Media

Is America’s falling crime rate a myth?

  • Paul Canning
  • March 14, 2012
  • Care2.com

Writing for N+1 magazine, Christopher Glazek argues that America’s crime rate, which has defied expectations and continued to fall through the recession, is a myth because a large proportion of crime has been displaced and isn’t counted.

“Crime and unemployment were supposed to rise in tandem — progressives have been harping on this point for centuries. Where had all the criminals gone?” he asks.

In his lengthy essay, Glazek says that there is one glaring omission with crime rates — crimes in prisons.

In particular, he cites the 85% reported drop in rape statistics between 1980 and 2005 and how rapes in prisons just aren’t counted in those numbers.

We’re used to hearing about the widening chasm between the haves and have-nots; we’re less accustomed to contemplating a more fundamental gap: the abyss that separates the fortunate majority, who control their own bodies, from the luckless minority, whose bodies are controlled, and defiled, by the state.

Crime has not fallen in the United States — it’s been shifted.

Jill Filipovic, writing for Feministe, picks up Glazek’s argument and suggests that the United States may be the only country where most rape is actually of men.

Looking at studies and using numbers which have only recently started to be reported by the Justice Department, she suggests that rapes on men in prisons may well outnumber the roughly 190,000 estimated sexual assaults of women outside prisons.

“However you cut the statistics, it is clear that men in the United States are sexually assaulted in enormous numbers — they’re just men we don’t care so much about, or that society has decided deserves it,” she writes.

Or as Glazek puts it:

[Prisoners] are the victims of an ideological system that dehumanizes an entire class of human being and permits nearly infinite violence against it.

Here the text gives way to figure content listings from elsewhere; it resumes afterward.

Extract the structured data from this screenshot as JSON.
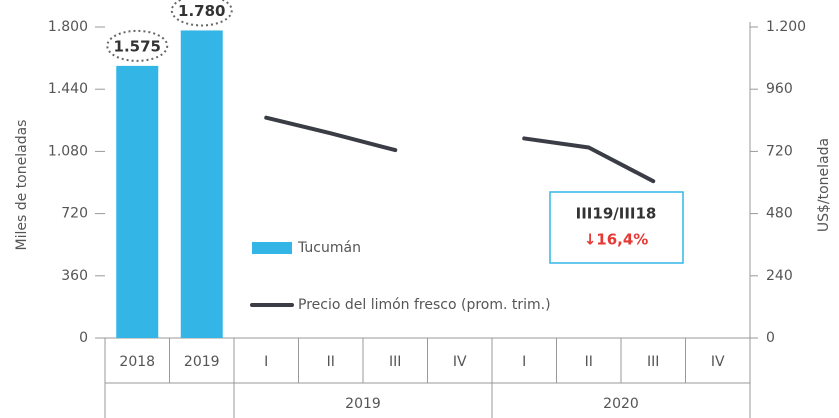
{
  "chart_data": {
    "type": "bar",
    "categories": [
      "2018",
      "2019",
      "I",
      "II",
      "III",
      "IV",
      "I",
      "II",
      "III",
      "IV"
    ],
    "category_groups": [
      null,
      null,
      "2019",
      "2019",
      "2019",
      "2019",
      "2020",
      "2020",
      "2020",
      "2020"
    ],
    "ylabel": "Miles de toneladas",
    "y2label": "US$/tonelada",
    "ylim": [
      0,
      1800
    ],
    "yticks": [
      0,
      360,
      720,
      {
        "value": 1080,
        "label": "1.080"
      },
      {
        "value": 1440,
        "label": "1.440"
      },
      {
        "value": 1800,
        "label": "1.800"
      }
    ],
    "y2lim": [
      0,
      1200
    ],
    "y2ticks": [
      0,
      240,
      480,
      720,
      960,
      {
        "value": 1200,
        "label": "1.200"
      }
    ],
    "grid": false,
    "series": [
      {
        "name": "Tucumán",
        "type": "bar",
        "color": "#33b5e5",
        "values": [
          1575,
          1780,
          null,
          null,
          null,
          null,
          null,
          null,
          null,
          null
        ],
        "value_labels": [
          "1.575",
          "1.780",
          null,
          null,
          null,
          null,
          null,
          null,
          null,
          null
        ]
      },
      {
        "name": "Precio del limón fresco (prom. trim.)",
        "type": "line",
        "axis": "y2",
        "color": "#3a3d45",
        "values": [
          null,
          null,
          850,
          790,
          725,
          null,
          770,
          735,
          605,
          null
        ]
      }
    ],
    "annotation": {
      "title": "III19/III18",
      "text": "↓16,4%",
      "color": "#e53935"
    }
  }
}
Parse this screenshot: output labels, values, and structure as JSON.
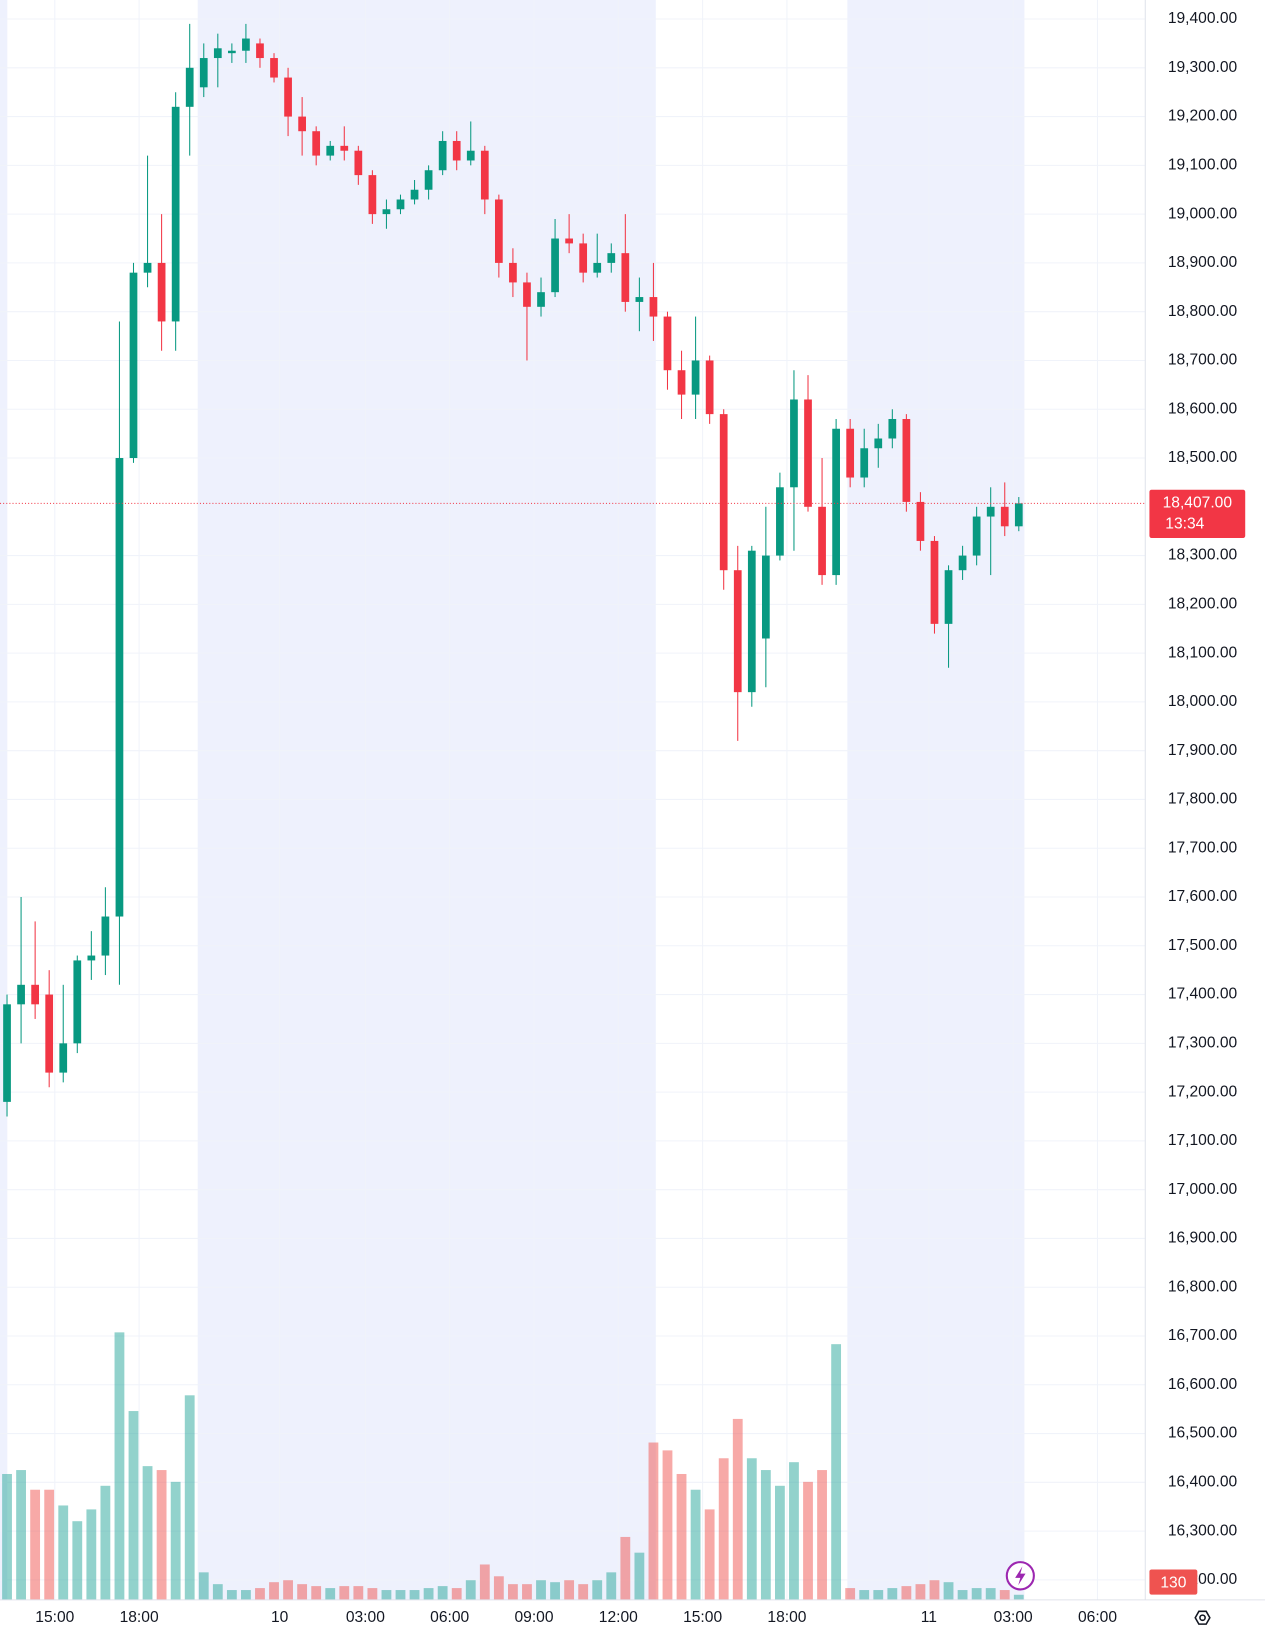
{
  "chart_data": {
    "type": "candlestick",
    "up_color": "#089981",
    "down_color": "#f23645",
    "volume_up_color": "#26a69a",
    "volume_down_color": "#ef5350",
    "highlight_color": "#eef1fd",
    "highlight_ranges": [
      [
        0,
        0.52
      ],
      [
        14.07,
        46.67
      ],
      [
        60.3,
        72.9
      ]
    ],
    "grid": true,
    "xlim": [
      0,
      81.5
    ],
    "ylim": [
      16159,
      19439
    ],
    "volume_lim": [
      0,
      8000
    ],
    "xticks": [
      {
        "value": 3.9,
        "label": "15:00"
      },
      {
        "value": 9.9,
        "label": "18:00"
      },
      {
        "value": 19.9,
        "label": "10"
      },
      {
        "value": 26,
        "label": "03:00"
      },
      {
        "value": 32,
        "label": "06:00"
      },
      {
        "value": 38,
        "label": "09:00"
      },
      {
        "value": 44,
        "label": "12:00"
      },
      {
        "value": 50,
        "label": "15:00"
      },
      {
        "value": 56,
        "label": "18:00"
      },
      {
        "value": 66.1,
        "label": "11"
      },
      {
        "value": 72.1,
        "label": "03:00"
      },
      {
        "value": 78.1,
        "label": "06:00"
      }
    ],
    "yticks": [
      {
        "value": 16200,
        "label": "16,200.00"
      },
      {
        "value": 16300,
        "label": "16,300.00"
      },
      {
        "value": 16400,
        "label": "16,400.00"
      },
      {
        "value": 16500,
        "label": "16,500.00"
      },
      {
        "value": 16600,
        "label": "16,600.00"
      },
      {
        "value": 16700,
        "label": "16,700.00"
      },
      {
        "value": 16800,
        "label": "16,800.00"
      },
      {
        "value": 16900,
        "label": "16,900.00"
      },
      {
        "value": 17000,
        "label": "17,000.00"
      },
      {
        "value": 17100,
        "label": "17,100.00"
      },
      {
        "value": 17200,
        "label": "17,200.00"
      },
      {
        "value": 17300,
        "label": "17,300.00"
      },
      {
        "value": 17400,
        "label": "17,400.00"
      },
      {
        "value": 17500,
        "label": "17,500.00"
      },
      {
        "value": 17600,
        "label": "17,600.00"
      },
      {
        "value": 17700,
        "label": "17,700.00"
      },
      {
        "value": 17800,
        "label": "17,800.00"
      },
      {
        "value": 17900,
        "label": "17,900.00"
      },
      {
        "value": 18000,
        "label": "18,000.00"
      },
      {
        "value": 18100,
        "label": "18,100.00"
      },
      {
        "value": 18200,
        "label": "18,200.00"
      },
      {
        "value": 18300,
        "label": "18,300.00"
      },
      {
        "value": 18500,
        "label": "18,500.00"
      },
      {
        "value": 18600,
        "label": "18,600.00"
      },
      {
        "value": 18700,
        "label": "18,700.00"
      },
      {
        "value": 18800,
        "label": "18,800.00"
      },
      {
        "value": 18900,
        "label": "18,900.00"
      },
      {
        "value": 19000,
        "label": "19,000.00"
      },
      {
        "value": 19100,
        "label": "19,100.00"
      },
      {
        "value": 19200,
        "label": "19,200.00"
      },
      {
        "value": 19300,
        "label": "19,300.00"
      },
      {
        "value": 19400,
        "label": "19,400.00"
      }
    ],
    "last_price": {
      "value": 18407,
      "label": "18,407.00"
    },
    "countdown": "13:34",
    "x": [
      0.5,
      1.5,
      2.5,
      3.5,
      4.5,
      5.5,
      6.5,
      7.5,
      8.5,
      9.5,
      10.5,
      11.5,
      12.5,
      13.5,
      14.5,
      15.5,
      16.5,
      17.5,
      18.5,
      19.5,
      20.5,
      21.5,
      22.5,
      23.5,
      24.5,
      25.5,
      26.5,
      27.5,
      28.5,
      29.5,
      30.5,
      31.5,
      32.5,
      33.5,
      34.5,
      35.5,
      36.5,
      37.5,
      38.5,
      39.5,
      40.5,
      41.5,
      42.5,
      43.5,
      44.5,
      45.5,
      46.5,
      47.5,
      48.5,
      49.5,
      50.5,
      51.5,
      52.5,
      53.5,
      54.5,
      55.5,
      56.5,
      57.5,
      58.5,
      59.5,
      60.5,
      61.5,
      62.5,
      63.5,
      64.5,
      65.5,
      66.5,
      67.5,
      68.5,
      69.5,
      70.5,
      71.5,
      72.5
    ],
    "open": [
      17180,
      17380,
      17420,
      17400,
      17240,
      17300,
      17470,
      17480,
      17560,
      18500,
      18880,
      18900,
      18780,
      19220,
      19260,
      19320,
      19330,
      19335,
      19350,
      19320,
      19280,
      19200,
      19170,
      19120,
      19140,
      19130,
      19080,
      19000,
      19010,
      19030,
      19050,
      19090,
      19150,
      19110,
      19130,
      19030,
      18900,
      18860,
      18810,
      18840,
      18950,
      18940,
      18880,
      18900,
      18920,
      18820,
      18830,
      18790,
      18680,
      18630,
      18700,
      18590,
      18270,
      18020,
      18130,
      18300,
      18440,
      18620,
      18400,
      18260,
      18560,
      18460,
      18520,
      18540,
      18580,
      18410,
      18330,
      18160,
      18270,
      18300,
      18380,
      18400,
      18360
    ],
    "high": [
      17400,
      17600,
      17550,
      17450,
      17420,
      17480,
      17530,
      17620,
      18780,
      18900,
      19120,
      19000,
      19250,
      19390,
      19350,
      19370,
      19350,
      19390,
      19360,
      19330,
      19300,
      19240,
      19180,
      19150,
      19180,
      19140,
      19090,
      19030,
      19040,
      19070,
      19100,
      19170,
      19170,
      19190,
      19140,
      19040,
      18930,
      18880,
      18870,
      18990,
      19000,
      18960,
      18960,
      18940,
      19000,
      18870,
      18900,
      18800,
      18720,
      18790,
      18710,
      18600,
      18320,
      18320,
      18400,
      18470,
      18680,
      18670,
      18500,
      18580,
      18580,
      18560,
      18570,
      18600,
      18590,
      18430,
      18340,
      18280,
      18320,
      18400,
      18440,
      18450,
      18420
    ],
    "low": [
      17150,
      17300,
      17350,
      17210,
      17220,
      17280,
      17430,
      17440,
      17420,
      18490,
      18850,
      18720,
      18720,
      19120,
      19240,
      19260,
      19310,
      19310,
      19300,
      19270,
      19160,
      19120,
      19100,
      19110,
      19110,
      19060,
      18980,
      18970,
      19000,
      19020,
      19030,
      19080,
      19090,
      19100,
      19000,
      18870,
      18830,
      18700,
      18790,
      18830,
      18920,
      18860,
      18870,
      18880,
      18800,
      18760,
      18740,
      18640,
      18580,
      18580,
      18570,
      18230,
      17920,
      17990,
      18030,
      18290,
      18310,
      18390,
      18240,
      18240,
      18440,
      18440,
      18480,
      18520,
      18390,
      18310,
      18140,
      18070,
      18250,
      18280,
      18260,
      18340,
      18350
    ],
    "close": [
      17380,
      17420,
      17380,
      17240,
      17300,
      17470,
      17480,
      17560,
      18500,
      18880,
      18900,
      18780,
      19220,
      19300,
      19320,
      19340,
      19335,
      19360,
      19320,
      19280,
      19200,
      19170,
      19120,
      19140,
      19130,
      19080,
      19000,
      19010,
      19030,
      19050,
      19090,
      19150,
      19110,
      19130,
      19030,
      18900,
      18860,
      18810,
      18840,
      18950,
      18940,
      18880,
      18900,
      18920,
      18820,
      18830,
      18790,
      18680,
      18630,
      18700,
      18590,
      18270,
      18020,
      18310,
      18300,
      18440,
      18620,
      18400,
      18260,
      18560,
      18460,
      18520,
      18540,
      18580,
      18410,
      18330,
      18160,
      18270,
      18300,
      18380,
      18400,
      18360,
      18407
    ],
    "volume": [
      3200,
      3300,
      2800,
      2800,
      2400,
      2000,
      2300,
      2900,
      6800,
      4800,
      3400,
      3300,
      3000,
      5200,
      700,
      400,
      250,
      250,
      300,
      450,
      500,
      400,
      350,
      300,
      350,
      350,
      300,
      250,
      250,
      250,
      300,
      350,
      300,
      500,
      900,
      600,
      400,
      400,
      500,
      450,
      500,
      400,
      500,
      700,
      1600,
      1200,
      4000,
      3800,
      3200,
      2800,
      2300,
      3600,
      4600,
      3600,
      3300,
      2900,
      3500,
      3000,
      3300,
      6500,
      300,
      250,
      250,
      300,
      350,
      400,
      500,
      450,
      250,
      300,
      300,
      250,
      130
    ]
  }
}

As much as a physical space, prisons denote an ethical space, or, more precisely, a space where ordinary ethics are suspended.

One of the reasons why the Justice Department has released any figures on prison rape at all was because of a 2011 feature article in the New York Review of Books.

“Corrections officials, with some brave exceptions, have historically taken advantage of a reluctance to [report sexual assault to] downplay or even deny the problem,” write David Kaiser and Lovisa Stannow.

Even when sexual assault by prison staff is confirmed, they report, very few officers are even charged, let alone convicted or fired.

The Justice Department has failed to implement the Prison Rape Elimination Act (PREA), unanimously passed by Congress in 2003.

The Economist magazine sides with Glazek on America’s real crime rate.

“America’s prison system is a moral catastrophe. The eerie sense of security that prevails on the streets of lower Manhattan obscures, and depends upon, a system of state-sponsored suffering as vicious and widespread as any in human history,” says Glazek.

“America’s prisons are its blind spots, places where complaints cannot be heard and abuses cannot be seen. Though important symbols of bureaucratic authority, they are spaces that lie beyond our system of bureaucratic oversight. As far as the outside world is concerned, every American prison functions as a black site.”